In all the years that I’ve spent researching and experimenting with my diet (otherwise known as “trying to figure out why I used to feel like a 400-pound, 98-year-old woman with a hangover so much of the time”), one of the biggest lessons I’ve learned is the difference between “regular” hunger and “cravings” hunger. Because my blood sugar was always so out of whack and I was eating foods that caused addictive reactions, I always thought that being hungry went hand-in-hand with experiencing insane cravings that led you to lose all self control and start shoveling whatever food was nearby into your mouth as fast as you could. Now that I’ve cut out the foods that throw off my system, I can be hungry and make reasonable decisions about what I eat and how much of it I eat. I can stop eating when I begin to feel full, and can even go to parties and restaurants without consuming insane amounts of food. It’s amazing.
My advance copy of Amy Welborn‘s new book arrived this week. It’s a memoir titled Wish You Were Here: Travels Through Loss and Hope, and is centered around a trip she and her children took to Sicily after the death of her husband, author Michael Dubruiel. It completely derailed the other book I was half way through. I’d planned to finish my current read before starting on Amy’s, but I was so drawn in by her lucid writing that I couldn’t put it down. I’ll write about it in more detail after I finish it, but my initial reaction is…wow. In the meantime, this is one you’ll want to pre-order on Amazon. Whether or not you’re Catholic, whether or not you’ve experienced great loss, you’ll take something away from this raw, honest memoir.

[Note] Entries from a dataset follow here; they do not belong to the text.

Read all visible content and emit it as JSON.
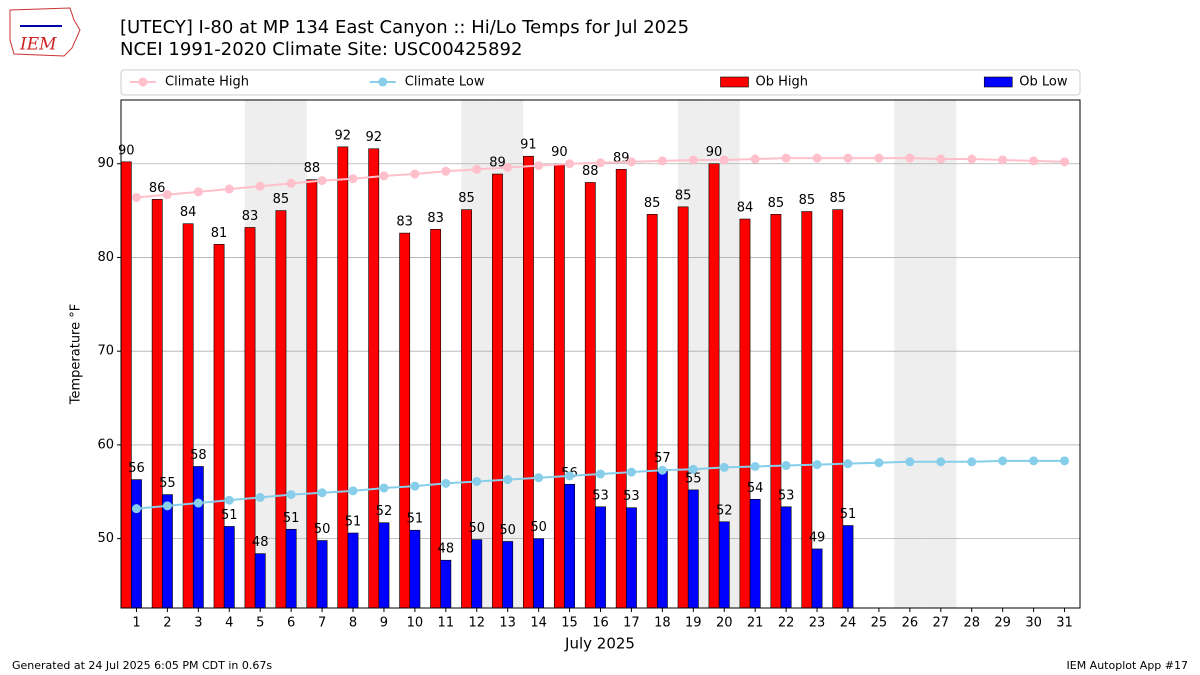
{
  "chart_data": {
    "type": "bar",
    "title": "[UTECY] I-80 at MP 134 East Canyon  :: Hi/Lo Temps for Jul 2025",
    "subtitle": "NCEI 1991-2020 Climate Site: USC00425892",
    "logo_text": "IEM",
    "x_label": "July 2025",
    "y_label": "Temperature °F",
    "footer_left": "Generated at 24 Jul 2025 6:05 PM CDT in 0.67s",
    "footer_right": "IEM Autoplot App #17",
    "x": [
      1,
      2,
      3,
      4,
      5,
      6,
      7,
      8,
      9,
      10,
      11,
      12,
      13,
      14,
      15,
      16,
      17,
      18,
      19,
      20,
      21,
      22,
      23,
      24,
      25,
      26,
      27,
      28,
      29,
      30,
      31
    ],
    "xlim": [
      0.5,
      31.5
    ],
    "xticks": [
      1,
      2,
      3,
      4,
      5,
      6,
      7,
      8,
      9,
      10,
      11,
      12,
      13,
      14,
      15,
      16,
      17,
      18,
      19,
      20,
      21,
      22,
      23,
      24,
      25,
      26,
      27,
      28,
      29,
      30,
      31
    ],
    "ylim": [
      42.6,
      96.8
    ],
    "yticks": [
      50,
      60,
      70,
      80,
      90
    ],
    "grid": true,
    "legend": "top",
    "shaded_days": [
      5,
      6,
      12,
      13,
      19,
      20,
      26,
      27
    ],
    "shade_color": "#eeeeee",
    "series": [
      {
        "name": "Climate High",
        "type": "line",
        "color": "#ffc0cb",
        "values": [
          86.4,
          86.7,
          87.0,
          87.3,
          87.6,
          87.9,
          88.2,
          88.4,
          88.7,
          88.9,
          89.2,
          89.4,
          89.6,
          89.8,
          90.0,
          90.1,
          90.2,
          90.3,
          90.4,
          90.4,
          90.5,
          90.6,
          90.6,
          90.6,
          90.6,
          90.6,
          90.5,
          90.5,
          90.4,
          90.3,
          90.2
        ]
      },
      {
        "name": "Climate Low",
        "type": "line",
        "color": "#87ceeb",
        "values": [
          53.2,
          53.5,
          53.8,
          54.1,
          54.4,
          54.7,
          54.9,
          55.1,
          55.4,
          55.6,
          55.9,
          56.1,
          56.3,
          56.5,
          56.7,
          56.9,
          57.1,
          57.3,
          57.4,
          57.6,
          57.7,
          57.8,
          57.9,
          58.0,
          58.1,
          58.2,
          58.2,
          58.2,
          58.3,
          58.3,
          58.3
        ]
      },
      {
        "name": "Ob High",
        "type": "bar",
        "color": "#ff0000",
        "offset": -0.33,
        "values": [
          90.2,
          86.2,
          83.6,
          81.4,
          83.2,
          85.0,
          88.3,
          91.8,
          91.6,
          82.6,
          83.0,
          85.1,
          88.9,
          90.8,
          90.0,
          88.0,
          89.4,
          84.6,
          85.4,
          90.0,
          84.1,
          84.6,
          84.9,
          85.1,
          null,
          null,
          null,
          null,
          null,
          null,
          null
        ],
        "value_labels": [
          "90",
          "86",
          "84",
          "81",
          "83",
          "85",
          "88",
          "92",
          "92",
          "83",
          "83",
          "85",
          "89",
          "91",
          "90",
          "88",
          "89",
          "85",
          "85",
          "90",
          "84",
          "85",
          "85",
          "85",
          null,
          null,
          null,
          null,
          null,
          null,
          null
        ]
      },
      {
        "name": "Ob Low",
        "type": "bar",
        "color": "#0000ff",
        "offset": 0,
        "values": [
          56.3,
          54.7,
          57.7,
          51.3,
          48.4,
          51.0,
          49.8,
          50.6,
          51.7,
          50.9,
          47.7,
          49.9,
          49.7,
          50.0,
          55.8,
          53.4,
          53.3,
          57.4,
          55.2,
          51.8,
          54.2,
          53.4,
          48.9,
          51.4,
          null,
          null,
          null,
          null,
          null,
          null,
          null
        ],
        "value_labels": [
          "56",
          "55",
          "58",
          "51",
          "48",
          "51",
          "50",
          "51",
          "52",
          "51",
          "48",
          "50",
          "50",
          "50",
          "56",
          "53",
          "53",
          "57",
          "55",
          "52",
          "54",
          "53",
          "49",
          "51",
          null,
          null,
          null,
          null,
          null,
          null,
          null
        ]
      }
    ]
  }
}
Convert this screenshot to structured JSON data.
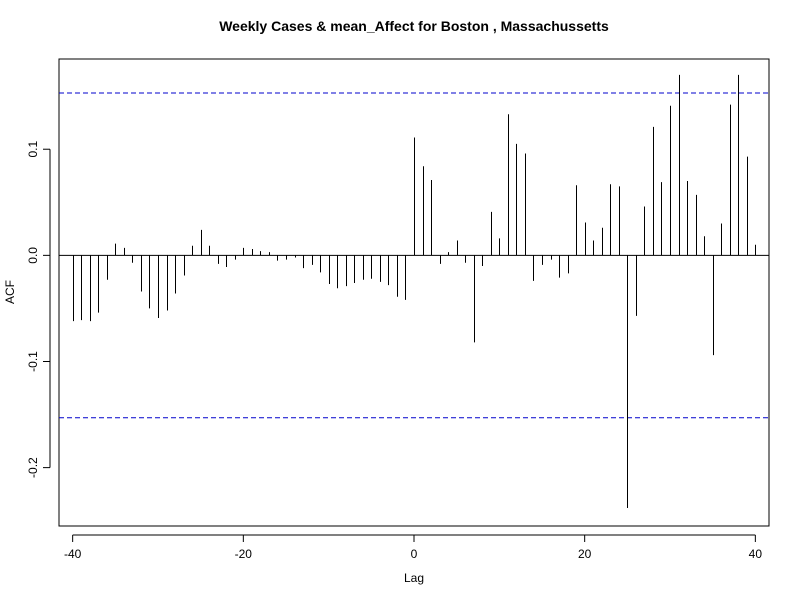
{
  "chart_data": {
    "type": "bar",
    "title": "Weekly Cases & mean_Affect for Boston , Massachussetts",
    "xlabel": "Lag",
    "ylabel": "ACF",
    "xlim": [
      -41.6,
      41.6
    ],
    "ylim": [
      -0.255,
      0.185
    ],
    "xticks": [
      -40,
      -20,
      0,
      20,
      40
    ],
    "xtick_labels": [
      "-40",
      "-20",
      "0",
      "20",
      "40"
    ],
    "yticks": [
      -0.2,
      -0.1,
      0.0,
      0.1
    ],
    "ytick_labels": [
      "-0.2",
      "-0.1",
      "0.0",
      "0.1"
    ],
    "confidence_limits": [
      0.153,
      -0.153
    ],
    "zero_line": true,
    "colors": {
      "bars": "#000000",
      "confidence": "#0000cc",
      "frame": "#000000"
    },
    "x": [
      -40,
      -39,
      -38,
      -37,
      -36,
      -35,
      -34,
      -33,
      -32,
      -31,
      -30,
      -29,
      -28,
      -27,
      -26,
      -25,
      -24,
      -23,
      -22,
      -21,
      -20,
      -19,
      -18,
      -17,
      -16,
      -15,
      -14,
      -13,
      -12,
      -11,
      -10,
      -9,
      -8,
      -7,
      -6,
      -5,
      -4,
      -3,
      -2,
      -1,
      0,
      1,
      2,
      3,
      4,
      5,
      6,
      7,
      8,
      9,
      10,
      11,
      12,
      13,
      14,
      15,
      16,
      17,
      18,
      19,
      20,
      21,
      22,
      23,
      24,
      25,
      26,
      27,
      28,
      29,
      30,
      31,
      32,
      33,
      34,
      35,
      36,
      37,
      38,
      39,
      40
    ],
    "values": [
      -0.062,
      -0.061,
      -0.062,
      -0.054,
      -0.023,
      0.011,
      0.007,
      -0.007,
      -0.034,
      -0.05,
      -0.059,
      -0.052,
      -0.036,
      -0.019,
      0.009,
      0.024,
      0.009,
      -0.008,
      -0.011,
      -0.004,
      0.007,
      0.006,
      0.004,
      0.003,
      -0.005,
      -0.004,
      -0.002,
      -0.012,
      -0.009,
      -0.016,
      -0.027,
      -0.031,
      -0.029,
      -0.026,
      -0.023,
      -0.022,
      -0.025,
      -0.028,
      -0.039,
      -0.042,
      0.111,
      0.084,
      0.071,
      -0.008,
      0.003,
      0.014,
      -0.007,
      -0.082,
      -0.01,
      0.041,
      0.016,
      0.133,
      0.105,
      0.096,
      -0.024,
      -0.009,
      -0.004,
      -0.021,
      -0.017,
      0.066,
      0.031,
      0.014,
      0.026,
      0.067,
      0.065,
      -0.238,
      -0.057,
      0.046,
      0.121,
      0.069,
      0.141,
      0.17,
      0.07,
      0.057,
      0.018,
      -0.094,
      0.03,
      0.142,
      0.17,
      0.093,
      0.01
    ]
  }
}
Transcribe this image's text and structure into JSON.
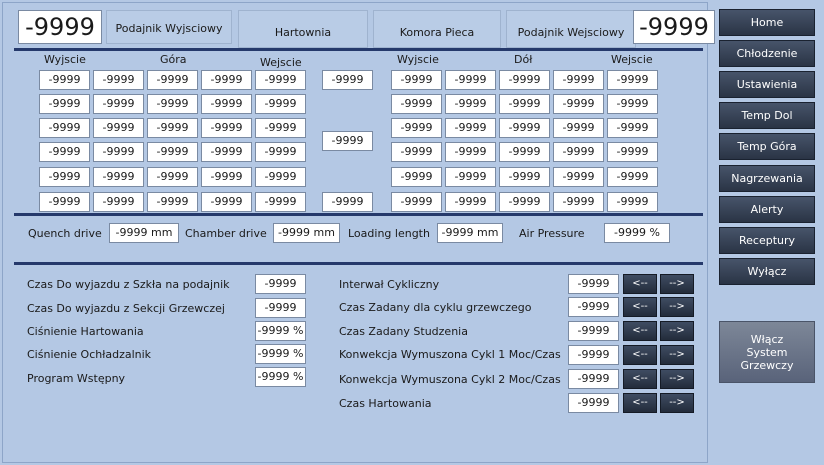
{
  "header": {
    "left_value": "-9999",
    "right_value": "-9999",
    "boxes": [
      "Podajnik Wyjsciowy",
      "Hartownia",
      "Komora Pieca",
      "Podajnik Wejsciowy"
    ]
  },
  "grid": {
    "left_headers": [
      "Wyjscie",
      "Góra",
      "Wejscie"
    ],
    "right_headers": [
      "Wyjscie",
      "Dół",
      "Wejscie"
    ],
    "cell": "-9999",
    "middle": [
      "-9999",
      "-9999",
      "-9999"
    ]
  },
  "drives": {
    "quench_label": "Quench drive",
    "quench_value": "-9999 mm",
    "chamber_label": "Chamber drive",
    "chamber_value": "-9999 mm",
    "loading_label": "Loading length",
    "loading_value": "-9999 mm",
    "air_label": "Air Pressure",
    "air_value": "-9999 %"
  },
  "left_params": [
    {
      "label": "Czas Do wyjazdu z Szkła na podajnik",
      "value": "-9999"
    },
    {
      "label": "Czas Do wyjazdu z Sekcji Grzewczej",
      "value": "-9999"
    },
    {
      "label": "Ciśnienie Hartowania",
      "value": "-9999 %"
    },
    {
      "label": "Ciśnienie Ochładzalnik",
      "value": "-9999 %"
    },
    {
      "label": "Program Wstępny",
      "value": "-9999 %"
    }
  ],
  "right_params": [
    {
      "label": "Interwał Cykliczny",
      "value": "-9999"
    },
    {
      "label": "Czas Zadany dla cyklu grzewczego",
      "value": "-9999"
    },
    {
      "label": "Czas Zadany Studzenia",
      "value": "-9999"
    },
    {
      "label": "Konwekcja Wymuszona Cykl 1 Moc/Czas",
      "value": "-9999"
    },
    {
      "label": "Konwekcja Wymuszona Cykl 2 Moc/Czas",
      "value": "-9999"
    },
    {
      "label": "Czas Hartowania",
      "value": "-9999"
    }
  ],
  "arrows": {
    "left": "<--",
    "right": "-->"
  },
  "nav": [
    "Home",
    "Chłodzenie",
    "Ustawienia",
    "Temp Dol",
    "Temp Góra",
    "Nagrzewania",
    "Alerty",
    "Receptury",
    "Wyłącz"
  ],
  "heater_button": [
    "Włącz",
    "System",
    "Grzewczy"
  ]
}
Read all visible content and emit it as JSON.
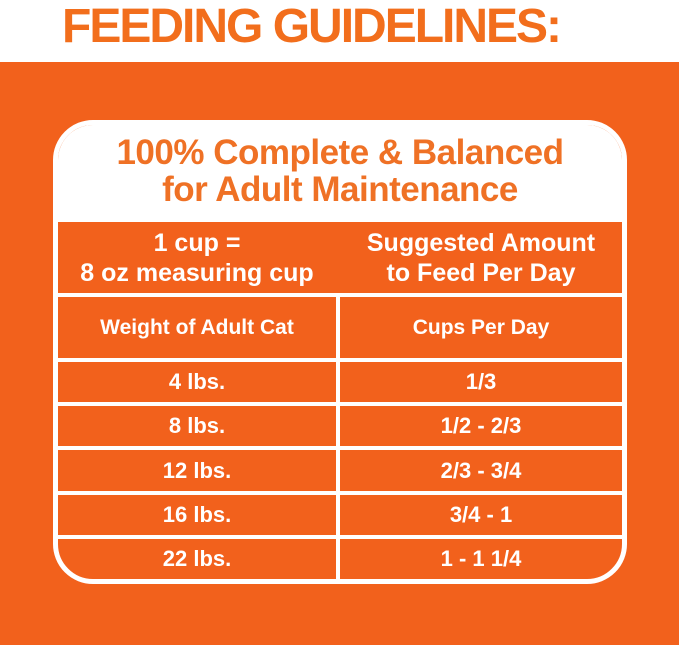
{
  "page": {
    "heading": "FEEDING GUIDELINES:"
  },
  "card": {
    "title_line1": "100% Complete & Balanced",
    "title_line2": "for Adult Maintenance",
    "header": {
      "left_line1": "1 cup =",
      "left_line2": "8 oz measuring cup",
      "right_line1": "Suggested Amount",
      "right_line2": "to Feed Per Day"
    },
    "columns": [
      "Weight of Adult Cat",
      "Cups Per Day"
    ],
    "rows": [
      {
        "weight": "4 lbs.",
        "cups": "1/3"
      },
      {
        "weight": "8 lbs.",
        "cups": "1/2 - 2/3"
      },
      {
        "weight": "12 lbs.",
        "cups": "2/3 - 3/4"
      },
      {
        "weight": "16 lbs.",
        "cups": "3/4 - 1"
      },
      {
        "weight": "22 lbs.",
        "cups": "1 - 1 1/4"
      }
    ]
  },
  "colors": {
    "orange_background": "#F2611C",
    "orange_heading": "#F26E1C",
    "orange_card_title": "#EF7125",
    "white": "#FFFFFF"
  },
  "chart_data": {
    "type": "table",
    "title": "FEEDING GUIDELINES: 100% Complete & Balanced for Adult Maintenance",
    "note": "1 cup = 8 oz measuring cup",
    "columns": [
      "Weight of Adult Cat",
      "Cups Per Day (Suggested Amount to Feed Per Day)"
    ],
    "rows": [
      [
        "4 lbs.",
        "1/3"
      ],
      [
        "8 lbs.",
        "1/2 - 2/3"
      ],
      [
        "12 lbs.",
        "2/3 - 3/4"
      ],
      [
        "16 lbs.",
        "3/4 - 1"
      ],
      [
        "22 lbs.",
        "1 - 1 1/4"
      ]
    ]
  }
}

Can you believe it’s been 10 years since 9/11? Every year I’m caught off guard by how sad this anniversary makes me. You’d think that time would make it easier to think about, but that hasn’t been my experience. One thing I find comforting is to pray for those who died in the tragedy — not just for the repose of their souls, but for their final moments on earth. I wasn’t a believer when it happened, but since God is outside of time, I hope that my prayers may still be worthwhile.